Hassan wrote in an Instagram post that she was excited to test herself over the marathon distance, but concluded that post by writing the following: “We'll see if I will finish the distance or if the distance will finish me. 😉”
Yalemzerf Yehualaw of Ethiopia and Kenyans Brigid Kosgei and Peres Jepchirchir are the top three headliners in a field rich with talent.
Yehualaw ran 2:17:26 to win the London Marathon last October — when it was held in the fall due to safety measures taken in regards to the COVID-19 pandemic — after she had run 2:17:23 to win her debut marathon in Hamburg, Germany in April. She also holds the women’s world record of 29:14 for 10,000 meters on the road.
Kosgei won the London Marathon in 2019 and 2020, and set the world record of 2:14:04 in Chicago in 2019 in between those London victories.
Jepchirchir appears to be fully recovered from a hip injury that has prevented her from running any marathons after winning the Olympic title in 2021, the New York City Marathon in November of that year, and the Boston Marathon in April of last year.
Tigist Assefa and Almaz Ayana are two more Ethiopians who have impressive resumes.

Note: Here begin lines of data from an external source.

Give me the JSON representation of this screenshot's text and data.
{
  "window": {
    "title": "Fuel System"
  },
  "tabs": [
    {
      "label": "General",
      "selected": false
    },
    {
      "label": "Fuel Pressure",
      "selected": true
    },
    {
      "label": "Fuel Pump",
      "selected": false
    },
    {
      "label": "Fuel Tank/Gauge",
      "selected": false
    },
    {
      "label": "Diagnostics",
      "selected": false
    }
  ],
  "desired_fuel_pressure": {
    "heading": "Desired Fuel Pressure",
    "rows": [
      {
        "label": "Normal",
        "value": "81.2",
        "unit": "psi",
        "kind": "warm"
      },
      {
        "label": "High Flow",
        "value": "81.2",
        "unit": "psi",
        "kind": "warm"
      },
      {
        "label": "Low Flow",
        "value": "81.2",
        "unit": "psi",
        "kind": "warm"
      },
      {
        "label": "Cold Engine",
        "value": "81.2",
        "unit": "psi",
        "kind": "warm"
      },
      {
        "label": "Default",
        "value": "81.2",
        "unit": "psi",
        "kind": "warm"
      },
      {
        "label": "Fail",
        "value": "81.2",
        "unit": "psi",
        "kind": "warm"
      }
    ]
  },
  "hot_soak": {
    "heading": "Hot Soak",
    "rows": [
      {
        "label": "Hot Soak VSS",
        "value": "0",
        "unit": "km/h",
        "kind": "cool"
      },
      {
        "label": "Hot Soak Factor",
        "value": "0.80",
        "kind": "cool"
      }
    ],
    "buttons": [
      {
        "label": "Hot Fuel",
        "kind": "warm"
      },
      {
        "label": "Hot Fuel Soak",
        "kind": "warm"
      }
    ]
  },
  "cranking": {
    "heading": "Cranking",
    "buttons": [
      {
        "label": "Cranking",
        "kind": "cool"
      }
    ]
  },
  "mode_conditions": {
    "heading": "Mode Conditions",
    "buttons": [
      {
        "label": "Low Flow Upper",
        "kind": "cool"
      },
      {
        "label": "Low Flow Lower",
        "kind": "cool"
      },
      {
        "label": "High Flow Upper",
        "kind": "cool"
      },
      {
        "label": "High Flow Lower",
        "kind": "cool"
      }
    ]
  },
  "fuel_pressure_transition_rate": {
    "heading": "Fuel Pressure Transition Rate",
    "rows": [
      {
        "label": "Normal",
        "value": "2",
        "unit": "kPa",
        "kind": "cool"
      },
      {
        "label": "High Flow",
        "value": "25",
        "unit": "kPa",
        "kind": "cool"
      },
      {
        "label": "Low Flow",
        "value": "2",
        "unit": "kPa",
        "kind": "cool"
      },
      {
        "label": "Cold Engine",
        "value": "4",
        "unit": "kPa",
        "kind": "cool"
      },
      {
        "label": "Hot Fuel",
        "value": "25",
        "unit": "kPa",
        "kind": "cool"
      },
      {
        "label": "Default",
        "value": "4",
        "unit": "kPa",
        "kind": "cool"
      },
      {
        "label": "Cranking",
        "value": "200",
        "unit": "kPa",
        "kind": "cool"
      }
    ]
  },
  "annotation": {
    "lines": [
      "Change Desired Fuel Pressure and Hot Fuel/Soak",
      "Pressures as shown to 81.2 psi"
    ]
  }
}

Assefa cut more than 18 minutes off her previous best when she ran 2:15:37 to win the Berlin Marathon last September.
Ayana won her debut marathon in Amsterdam in October with a time of 2:17:20. The 2016 Olympic and 2017 World champion in the women’s 10,000 accomplished that after missing the 2018-21 seasons with injuries. She also became a mom during that period.
Although the men’s field cannot rival the depth of the women’s, it includes four of the five fastest runners in history and 10 entrants who have run under 2:05.
Three of those five fastest runners are Ethiopians — Kenenisa Bekele (2:01:41), Birhanu Legese (2:02:48), and Mosinet Geremew (2:02:55) — who set their personal bests in 2019.
The fourth is Kelvin Kiptum, a 23-year-old Kenyan who ran a stunning 2:01:53 in his marathon debut in Valencia, Spain on Dec. 4.
Not to be overlooked are defending champion Amos Kipruto, who ran his personal best of 2:03:13 in finishing second to fellow Kenyan and world-record-holder Eliud Kipchoge in Tokyo last year, and World champion Tamirit Tola of Ethiopia, who won the 2021 Amsterdam Marathon in a career best of 2:03:39.
Mo Farah of Great Britain is also in the field. The winner of 10 gold medals in the 5,0000 or 10,000 meters in the Olympic Games or World Championships will be 40 when he toes the line for what could be the final marathon of his career.
Farah ran a personal best of 2:05:11 to win the Chicago Marathon in 2018, but withdrew from the London Marathon last year due to an injury.